Results indicating that the presence of TADs is not necessary, or permissive, for the expression of many genes (at least as measured by standard in situ hybridization and RNA-seq) question why TADs are so well conserved over evolution. Perhaps TADs provide an additional layer of robustness or precision to gene expression, with some genes being more dependent on this layer compared with others. The genomic regions spanning TADs are highly correlated with blocks of conserved synteny (Engstrom et al., 2007; Harmston et al., 2017), suggesting that they serve as conserved units during recombination to avoid separating enhancers and promoters. TADs may also reflect gene transcription, being stabilized or reinforced during gene expression, which could explain their conserved synteny. Recent data have also linked TADs to DNA replication (Pope et al., 2014; Sima et al., 2019) and to DNA damage (Canela et al., 2017), implying alternative and more general roles for TADs in genome functions.

In summary, it is clear that we have only just begun to appreciate the role of chromatin topology. Although some principles, such as extrusion and insulation, may apply broadly, it is likely that more nuanced and locus-specific considerations will be necessary to elucidate the functional role of genome topology.

Although extraordinary progress is being made in understanding 3D genome architecture and nuclear organization, it was clear from our discussions that further studies are required to convince scientists of the functional role of LLPS and TADs in the regulation of gene expression. At this point, refraining from creating generalized models is prudent, as they are easily challenged by contradictory data.

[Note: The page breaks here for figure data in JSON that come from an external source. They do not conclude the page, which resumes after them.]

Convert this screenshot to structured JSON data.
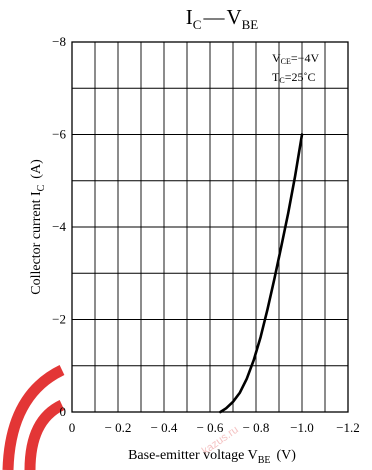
{
  "chart_data": {
    "type": "line",
    "title": {
      "main1": "I",
      "sub1": "C",
      "dash": "—",
      "main2": "V",
      "sub2": "BE"
    },
    "xlabel": {
      "text": "Base-emitter voltage  V",
      "sub": "BE",
      "unit": "(V)"
    },
    "ylabel": {
      "text": "Collector current  I",
      "sub": "C",
      "unit": "(A)"
    },
    "xlim": [
      0,
      -1.2
    ],
    "ylim": [
      0,
      -8
    ],
    "x_ticks": [
      0,
      -0.2,
      -0.4,
      -0.6,
      -0.8,
      -1.0,
      -1.2
    ],
    "x_tick_labels": [
      "0",
      "− 0.2",
      "− 0.4",
      "− 0.6",
      "− 0.8",
      "−1.0",
      "−1.2"
    ],
    "y_ticks": [
      0,
      -2,
      -4,
      -6,
      -8
    ],
    "y_tick_labels": [
      "0",
      "−2",
      "−4",
      "−6",
      "−8"
    ],
    "x_grid_step": -0.1,
    "y_grid_step": -1,
    "grid": true,
    "conditions": [
      {
        "prefix": "V",
        "sub": "CE",
        "suffix": "=−4V"
      },
      {
        "prefix": "T",
        "sub": "C",
        "suffix": "=25˚C"
      }
    ],
    "series": [
      {
        "x": [
          -0.645,
          -0.67,
          -0.7,
          -0.73,
          -0.76,
          -0.79,
          -0.82,
          -0.85,
          -0.88,
          -0.91,
          -0.94,
          -0.97,
          -1.0
        ],
        "y": [
          0,
          -0.08,
          -0.22,
          -0.42,
          -0.72,
          -1.12,
          -1.62,
          -2.22,
          -2.88,
          -3.58,
          -4.3,
          -5.1,
          -6.0
        ]
      }
    ],
    "watermark": "kazus.ru"
  }
}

Although LLPS- and chromatin topology-based models may or may not provide the unifying principles to explain gene regulation that we are desperately searching for, both phenomena are highly interconnected and likely play important roles by virtue of their existence in multiple organisms spanning large evolutionary time scales. Understanding these roles will continue to require interdisciplinary studies and the development of new technologies that allow us to both visualize and dissect the molecular mechanisms that dictate nuclear organization and function.

We thank all participants of the 2019 The Company of Biologists Workshop on ‘Chromatin-based regulation of development’ for the lively discussions that provided the material and motivation for this article; Joanna Wysocka (Stanford) and Benoit Bruneau (UCSF) for organizing the workshop; and The Company of Biologists for sponsoring it. We also thank Anders S. Hansen and David T. McSwiggen for useful comments on the manuscript.